Фантомная боль
Шрифт:
– Надо же, гад какой! – искренне возмущаюсь я. – А я-то его еще жалел. Надо же, как шикарно устроился! Жена его двадцать лет обихаживала, лелеяла, обстирывала, а как постарела-подурнела, моментом сменил ее на длинноногую силиконовую красотку. Точно-точно, всех этих богатеев на молоденькое мясцо тянет.
– Ну, насчет красотки ты прав, – насмешливо щурится дьявол. – И насчет длинных ног тоже. А вот насчет силикона и молоденького мясца – это ж Маринина точка зрения.
– А на самом деле? – Я спрашиваю не потому, что мне так уж интересно, просто чувствую, что не спросить будет нехорошо, неправильно.
– На самом, говоришь, деле? Что такое это ваше «самое дело»? С одной стороны, так, с другой – эдак. Как поглядеть. Ну что ж, гляди сам…
Сказка о гадком утенке, который, вырастая, превращается в прекрасного лебедя – нет, это к ней,
Мальчишки дрались за право нести ее портфель, готовы были решать ее вариант на контрольной раньше своего – лишь бы помочь, лишь бы получить ее улыбку – и чуть не хором подсказывали, если она вдруг запиналась, отвечая урок.

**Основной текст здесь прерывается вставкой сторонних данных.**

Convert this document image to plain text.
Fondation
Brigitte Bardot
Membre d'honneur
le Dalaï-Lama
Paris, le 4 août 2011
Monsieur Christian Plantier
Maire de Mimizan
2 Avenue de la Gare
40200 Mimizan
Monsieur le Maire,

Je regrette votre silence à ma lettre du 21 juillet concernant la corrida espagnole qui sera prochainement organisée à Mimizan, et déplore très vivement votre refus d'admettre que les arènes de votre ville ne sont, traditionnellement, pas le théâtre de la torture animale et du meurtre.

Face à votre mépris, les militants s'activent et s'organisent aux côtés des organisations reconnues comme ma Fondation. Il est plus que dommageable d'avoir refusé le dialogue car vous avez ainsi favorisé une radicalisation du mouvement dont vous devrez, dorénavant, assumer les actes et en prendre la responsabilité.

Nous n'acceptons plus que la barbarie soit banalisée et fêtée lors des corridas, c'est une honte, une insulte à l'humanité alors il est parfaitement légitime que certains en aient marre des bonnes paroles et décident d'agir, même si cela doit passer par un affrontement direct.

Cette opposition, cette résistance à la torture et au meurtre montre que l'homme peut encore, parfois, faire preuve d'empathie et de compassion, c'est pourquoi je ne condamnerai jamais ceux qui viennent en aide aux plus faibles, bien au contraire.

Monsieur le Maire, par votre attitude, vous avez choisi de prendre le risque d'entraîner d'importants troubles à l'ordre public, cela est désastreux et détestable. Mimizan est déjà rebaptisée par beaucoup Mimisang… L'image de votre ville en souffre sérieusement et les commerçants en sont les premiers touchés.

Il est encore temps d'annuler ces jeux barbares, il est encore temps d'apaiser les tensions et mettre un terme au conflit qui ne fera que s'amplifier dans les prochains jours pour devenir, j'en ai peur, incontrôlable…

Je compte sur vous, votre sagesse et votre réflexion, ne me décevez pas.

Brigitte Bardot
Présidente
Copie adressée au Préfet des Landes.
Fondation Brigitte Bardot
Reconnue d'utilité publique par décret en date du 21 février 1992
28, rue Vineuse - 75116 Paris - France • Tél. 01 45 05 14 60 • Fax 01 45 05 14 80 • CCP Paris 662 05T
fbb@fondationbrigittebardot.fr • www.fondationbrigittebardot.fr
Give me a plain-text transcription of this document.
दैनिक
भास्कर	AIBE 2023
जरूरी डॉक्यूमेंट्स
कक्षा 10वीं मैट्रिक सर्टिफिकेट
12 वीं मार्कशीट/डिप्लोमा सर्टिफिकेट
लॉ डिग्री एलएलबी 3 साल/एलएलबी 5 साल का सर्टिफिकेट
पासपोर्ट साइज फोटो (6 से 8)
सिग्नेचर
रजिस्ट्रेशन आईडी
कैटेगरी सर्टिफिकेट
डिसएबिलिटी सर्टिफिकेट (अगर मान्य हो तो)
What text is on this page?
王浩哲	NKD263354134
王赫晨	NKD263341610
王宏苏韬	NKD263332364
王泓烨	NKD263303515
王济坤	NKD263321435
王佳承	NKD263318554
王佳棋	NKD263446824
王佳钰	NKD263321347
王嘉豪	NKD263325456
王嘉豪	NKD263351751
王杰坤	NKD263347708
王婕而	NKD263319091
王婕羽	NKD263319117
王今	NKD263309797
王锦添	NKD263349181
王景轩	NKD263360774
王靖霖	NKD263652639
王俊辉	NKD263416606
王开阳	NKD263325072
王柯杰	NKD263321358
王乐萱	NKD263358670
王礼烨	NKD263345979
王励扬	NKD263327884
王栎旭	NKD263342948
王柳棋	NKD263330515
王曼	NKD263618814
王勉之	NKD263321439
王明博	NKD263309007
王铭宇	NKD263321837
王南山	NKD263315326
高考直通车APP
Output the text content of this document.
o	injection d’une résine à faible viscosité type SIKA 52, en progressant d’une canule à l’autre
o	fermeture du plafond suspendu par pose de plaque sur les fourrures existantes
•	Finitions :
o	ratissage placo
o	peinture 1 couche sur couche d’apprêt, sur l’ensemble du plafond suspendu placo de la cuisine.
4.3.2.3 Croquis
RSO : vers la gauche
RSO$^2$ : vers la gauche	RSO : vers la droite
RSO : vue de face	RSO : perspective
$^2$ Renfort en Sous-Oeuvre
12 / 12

Впрочем, запиналась Вера редко, списывала и того реже. Учиться ей нравилось. Это было гораздо интереснее, чем сталкивать лбами скучных влюбленных одноклассников или злить шипящих одноклассниц. Да и полезнее, это она усвоила твердо. Учись, Верочка, твердила мать, бросая в угол синий уборщицкий халат, я свое профукала, ты не пробросайся. Красота – как миллион, кто бы спорил, да только этим миллионом еще распорядиться нужно. Мать слабо улыбалась и на мгновение становилась похожа на висевшую за шкафом большую фотографию, с которой глядела невероятной красоты девушка в пышном светлом платье. Вере долго казалось, что этого не может быть, что снимок не имеет к ее матери никакого отношения и мало ли что она говорит, мало ли как вздыхает. Девушка с фотографии могла быть феей, герцогиней, в крайнем случае – кинозвездой. При чем тут мать, с ее серой землистой кожей, костлявыми руками в жгутах вздувшихся вен, тощей куриной шеей, недоумевала Вера. Потом поверила, конечно. И сызмальства усвоила: бедность – это не просто тяжело, это гадко, мерзко и стыдно. Отвратительно все время чувствовать себя человеком второго сорта, скрывать, хитрить, выкручиваться. Как Скарлетт О’Хара из «Унесенных ветром» твердила себе: «Я никогда, никогда больше не буду голодать. Ни я, ни мои близкие. Бог мне свидетель, я скорее украду или убью, но не буду голодать». Так и Вера повторяла: никогда, все, что угодно, только не бедность! И красота, как легко было убедиться, – отличный инструмент для достижения чего угодно, главное – уметь им пользоваться.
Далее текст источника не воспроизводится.